One of his favorite japes involved gas stations. In those days, Standard Oil ruled - if not the road, then most of the gas stations beside the road. Its marketing slogan back then, in an effort to connect with the traveling public, was "As you travel, ask us."
It was the highlight of my friend's day if we happened to need gas near one of those ubiquitous Standard stations. He'd pull in and tell the attendant to "fill 'er up." (Almost all stations were full service back then. That's how long ago it was.) He would then say, "I noticed your sign, 'As you travel, ask us.' Can you tell me, what is the meaning of life?" I'll spare you accounts of the predictable consternation the question engendered. But that recollection came to mind as I read our cover story for this week.
Features editor and staff writer Kenneth Burns conducts his own psychic road trip in "American Idyll," as he pursues "the pursuit of Happiness." The "pursuit of Happiness," along with "Life" and "Liberty," is, as far as most Americans are concerned, the lynchpin of our Declaration of Independence. As Isthmus' commemoration of Independence Day, Burns tries to track down just what it was that Thomas Jefferson, the primary author of the document, had in mind when he used that phrase.

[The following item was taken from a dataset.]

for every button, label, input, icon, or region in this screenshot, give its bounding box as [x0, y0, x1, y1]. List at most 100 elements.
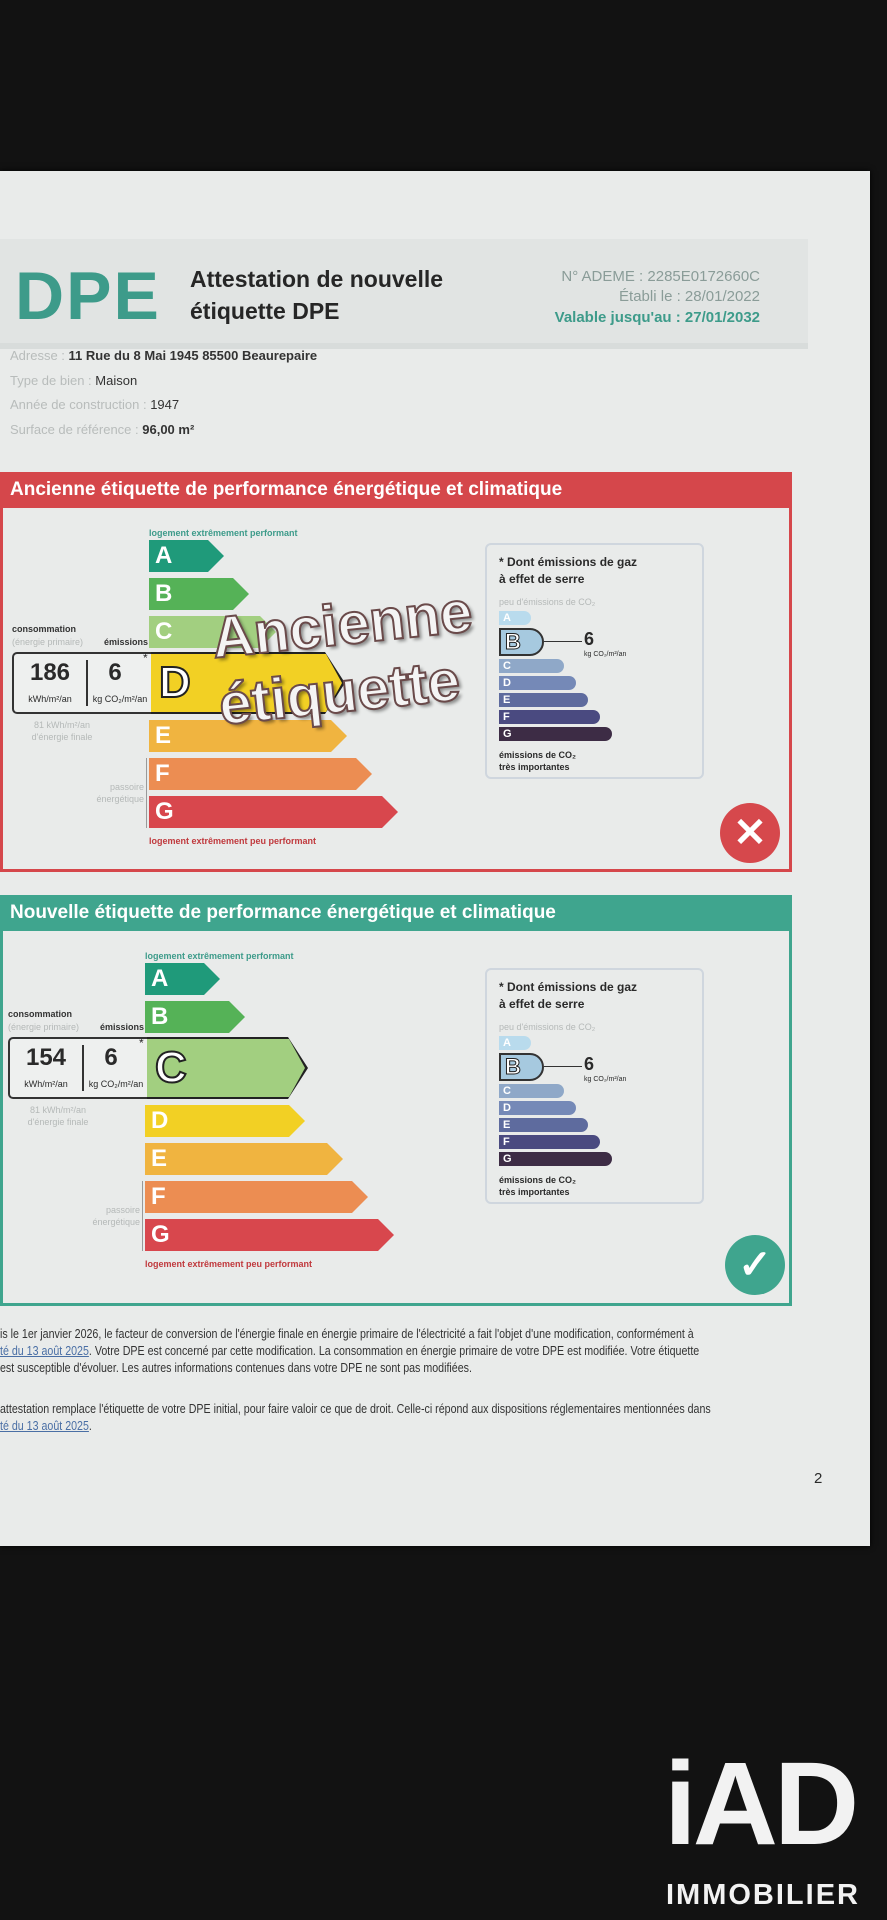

Burns taps a number of sources in the course of his pursuit, some of whom interpret it as referring to the unfettered ability to accumulate "stuff." But to me, it could just as well mean the pursuit of the meaning of life, or some other desire that resides primarily in the mind of an individual. As long as it doesn't interfere with someone else's "pursuit of Happiness," or life or liberty, for that matter, you have the "unalienable right" to go for it, even if the Supreme Court doesn't agree with you.
As for my friend's pursuit of the meaning of life, it ended one day at a station in Indiana. "Just a moment, sir," said the attendant as he retreated into the station's office. He returned with an application for a Standard Oil credit card.